Enquêter sur ses parents, dessiner des généalogies lointaines, rendre hommage à des figures oubliées de l’album de famille, c’est devenu un genre littéraire : le récit de filiation, selon le terme proposé par Dominique Viart. Mais de tels portraits de famille s’écrivent la plupart du temps depuis la mort des ascendants et le livre compose alors une manière de tombeau, pour inscrire pour mémoire et faire hommage. Si Archipels d’Hélène Gaudy constitue bien un récit de filiation, composant par éclats et facettes le portrait d’un père, il s’élabore à rebours de La place d’Annie Ernaux ou de Vies minuscules de Pierre Michon, dans le dialogue vivant avec son père, qui lui confie des carnets, lui ouvre grand son atelier, permet à l’écrivaine d’avoir toutes les pièces en main pour reconstituer le puzzle d’une identité.

Mais composer avec le vivant n’est sans doute pas plus facile que d’avoir à recomposer les linéaments d’une silhouette lointaine : c’est ce paradoxe qui est le plus poignant dans le beau livre d’Hélène Gaudy.
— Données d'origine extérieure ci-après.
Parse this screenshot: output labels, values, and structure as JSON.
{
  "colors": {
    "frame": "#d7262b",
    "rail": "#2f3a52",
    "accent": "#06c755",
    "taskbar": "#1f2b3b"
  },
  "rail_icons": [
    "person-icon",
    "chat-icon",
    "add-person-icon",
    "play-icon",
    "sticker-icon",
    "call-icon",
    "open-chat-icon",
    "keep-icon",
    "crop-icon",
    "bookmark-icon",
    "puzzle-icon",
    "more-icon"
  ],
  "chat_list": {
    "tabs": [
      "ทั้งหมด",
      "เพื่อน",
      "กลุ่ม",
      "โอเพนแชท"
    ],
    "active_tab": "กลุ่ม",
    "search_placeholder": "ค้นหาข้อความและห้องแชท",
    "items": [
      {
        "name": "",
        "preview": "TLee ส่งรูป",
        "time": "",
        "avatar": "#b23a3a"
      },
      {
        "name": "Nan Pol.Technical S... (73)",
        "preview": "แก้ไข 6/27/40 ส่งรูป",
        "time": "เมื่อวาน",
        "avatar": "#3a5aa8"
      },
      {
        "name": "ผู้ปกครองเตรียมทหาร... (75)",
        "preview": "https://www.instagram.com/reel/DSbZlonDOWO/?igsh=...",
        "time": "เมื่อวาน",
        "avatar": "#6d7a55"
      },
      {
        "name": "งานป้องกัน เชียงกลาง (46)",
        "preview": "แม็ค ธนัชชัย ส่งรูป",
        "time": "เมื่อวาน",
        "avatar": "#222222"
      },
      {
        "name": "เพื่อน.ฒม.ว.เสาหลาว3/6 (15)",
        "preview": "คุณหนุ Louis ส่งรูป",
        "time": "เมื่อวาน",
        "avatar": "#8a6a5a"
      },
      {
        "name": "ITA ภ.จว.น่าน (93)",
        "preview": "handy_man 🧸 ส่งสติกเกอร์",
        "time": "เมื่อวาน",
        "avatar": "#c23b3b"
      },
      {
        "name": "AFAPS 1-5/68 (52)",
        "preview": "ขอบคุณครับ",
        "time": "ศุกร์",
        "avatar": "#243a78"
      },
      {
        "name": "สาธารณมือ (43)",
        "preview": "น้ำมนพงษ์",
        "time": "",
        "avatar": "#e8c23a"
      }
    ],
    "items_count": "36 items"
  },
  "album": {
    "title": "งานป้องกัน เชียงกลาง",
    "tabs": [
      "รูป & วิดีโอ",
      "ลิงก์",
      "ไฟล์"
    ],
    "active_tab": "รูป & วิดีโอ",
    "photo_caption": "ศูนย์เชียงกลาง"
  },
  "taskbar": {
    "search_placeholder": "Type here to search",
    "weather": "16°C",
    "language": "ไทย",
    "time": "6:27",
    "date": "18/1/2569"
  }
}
Que connaissons-nous réellement des « proches » que nous côtoyons souvent ? Que savons-nous des désirs et des tristesses de ces figures qui nous accompagnent ? Après avoir longtemps mené l’enquête sur des explorateurs du Grand Nord, avoir reconstitué quelques linéaments de la vie d’Albert Kahn au début du XXe siècle, Hélène Gaudy tente de cerner une figure paternelle.

« S’il était un inconnu, je pourrais le voir apparaître d’un seul bloc, tel qu’il se montre aux autres. Je pourrais enquêter sur lui, et chaque découverte ajouterait un point au dessin à tracer. Mais cette vision simple, immédiate, ne me sera jamais offerte. La vie commune rend myope. Les points sont si nombreux que le dessin est illisible. Je suis trop près. J’enquête sur quelqu’un qui est là, en face de moi, avec qui je bois le café en parlant de tout et de rien, j’enquête sur les autres lui-même, les antérieurs, les embusqués.»
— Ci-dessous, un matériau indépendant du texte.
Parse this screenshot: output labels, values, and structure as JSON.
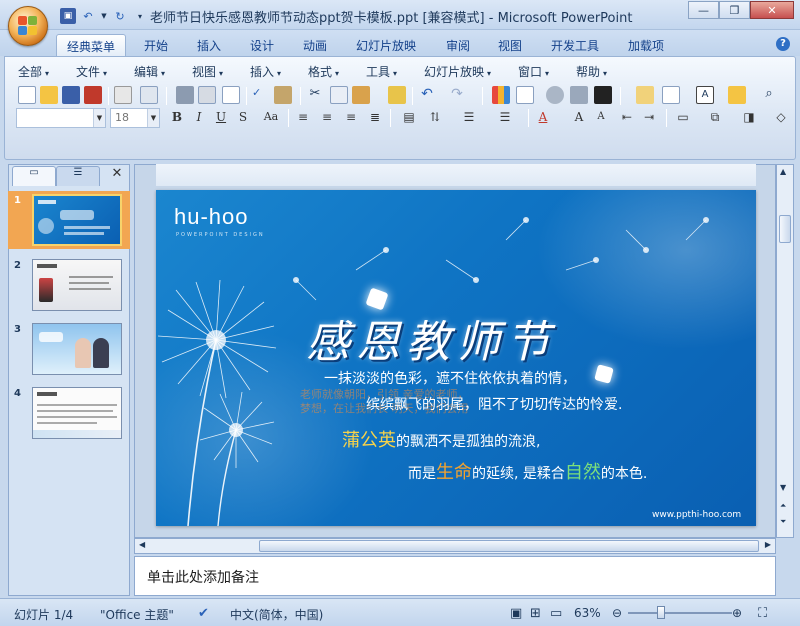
{
  "window": {
    "title": "老师节日快乐感恩教师节动态ppt贺卡模板.ppt [兼容模式] - Microsoft PowerPoint"
  },
  "ribbon_tabs": [
    "经典菜单",
    "开始",
    "插入",
    "设计",
    "动画",
    "幻灯片放映",
    "审阅",
    "视图",
    "开发工具",
    "加载项"
  ],
  "classic_menu": [
    "全部",
    "文件",
    "编辑",
    "视图",
    "插入",
    "格式",
    "工具",
    "幻灯片放映",
    "窗口",
    "帮助"
  ],
  "font_size": "18",
  "slides_count": 4,
  "slide": {
    "logo": "hu-hoo",
    "logo_sub": "POWERPOINT DESIGN",
    "title_chars": "感恩教师节",
    "lines": [
      "一抹淡淡的色彩，遮不住依依执着的情，",
      "缤缤飘飞的羽尾，阻不了切切传达的怜爱.",
      "蒲公英",
      "的飘洒不是孤独的流浪,",
      "而是",
      "生命",
      "的延续, 是糅合",
      "自然",
      "的本色."
    ],
    "ghost_text_1": "老师就像朝阳，引领 亲爱的老师，",
    "ghost_text_2": "梦想，在让我们长 明天，我们会用 ",
    "url": "www.ppthi-hoo.com"
  },
  "notes": {
    "placeholder": "单击此处添加备注"
  },
  "status": {
    "slide_pos": "幻灯片 1/4",
    "theme": "\"Office 主题\"",
    "language": "中文(简体，中国)",
    "zoom": "63%"
  },
  "colors": {
    "highlight_yellow": "#f7d34a",
    "highlight_green": "#7de07a",
    "highlight_orange": "#f4a22c"
  }
}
Au fil du projet, Hélène Gaudy retrouve certains paradoxes des sciences humaines : de Rousseau à Lévi-Strauss, l’on n’a cessé de valoriser le « regard éloigné » et la force de l’éloignement qui intensifie les contours, accuse les contrastes, rend sensibles les aspérités. Mais comme l’on est passé d’une ethnographie du lointain à une ethnographie du proche, l’écrivaine mène une enquête du proche, comme Jeanne Favret-Saada ou Yvonne Verdier, attentive aux relations et aux interactions, aux perturbations de la proximité. 
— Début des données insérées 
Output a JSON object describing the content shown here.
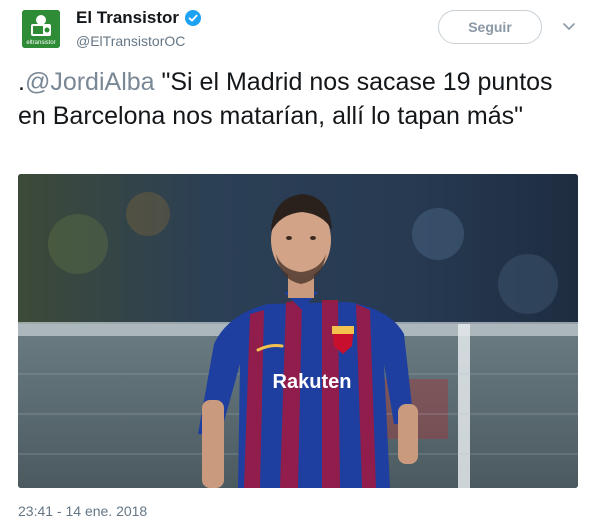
{
  "author": {
    "display_name": "El Transistor",
    "handle": "@ElTransistorOC",
    "avatar_text": "eltransistor",
    "verified_icon": "verified-badge-icon"
  },
  "actions": {
    "follow_label": "Seguir",
    "caret_icon": "chevron-down-icon"
  },
  "tweet": {
    "mention": "@JordiAlba",
    "prefix": ".",
    "body": " \"Si el Madrid nos sacase 19 puntos en Barcelona nos matarían, allí lo tapan más\"",
    "timestamp": "23:41 - 14 ene. 2018"
  },
  "photo": {
    "jersey_sponsor": "Rakuten",
    "crest": "FCB"
  },
  "colors": {
    "brand_green": "#2e8b36",
    "verified_blue": "#1da1f2",
    "jersey_blue": "#1f3fa0",
    "jersey_red": "#a5173c"
  }
}
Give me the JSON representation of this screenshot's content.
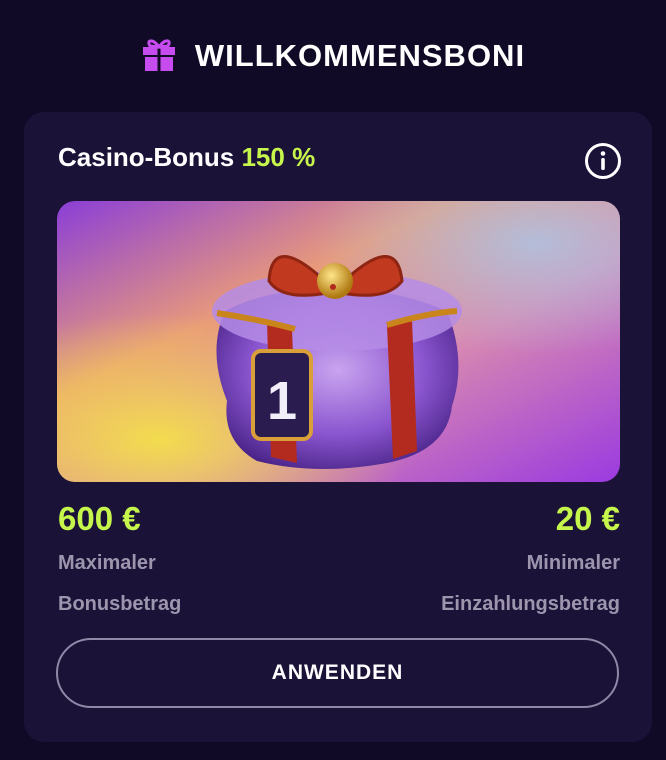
{
  "header": {
    "title": "WILLKOMMENSBONI",
    "icon": "gift-icon"
  },
  "bonus_card": {
    "title": "Casino-Bonus",
    "percentage": "150 %",
    "info_icon": "info-icon",
    "image_alt_number": "1",
    "max_bonus": {
      "value": "600 €",
      "label_line1": "Maximaler",
      "label_line2": "Bonusbetrag"
    },
    "min_deposit": {
      "value": "20 €",
      "label_line1": "Minimaler",
      "label_line2": "Einzahlungsbetrag"
    },
    "apply_label": "ANWENDEN"
  },
  "colors": {
    "background": "#110a26",
    "card": "#1b1238",
    "accent_green": "#c6f64b",
    "muted_text": "#9c95ad",
    "gift_purple": "#c64cf0"
  }
}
Ce que cette révolution copernicienne bouleverse dans les écritures de la filiation, c’est le rapport aux archives et aux documents. S’attacher à restituer des figures lointaines, déjà obscurcies par l’oubli, c’est composer avec le peu, mobiliser une maigre moisson d’indices, tenter vainement de rassembler des pièces dépareillées : le temps a fait son œuvre, en dispersant aux quatre vents les pièces à conviction, permettant de redessiner une silhouette. Au lieu de la rareté des traces, Hélène Gaudy s’affronte au contraire à la profusion documentaire, à la multiplication des archives, à l’infini des notations et des consignations mémorielles : le père dont elle retrace le parcours est en effet un archiviste du présent, obsédé par le geste de faire mémoire.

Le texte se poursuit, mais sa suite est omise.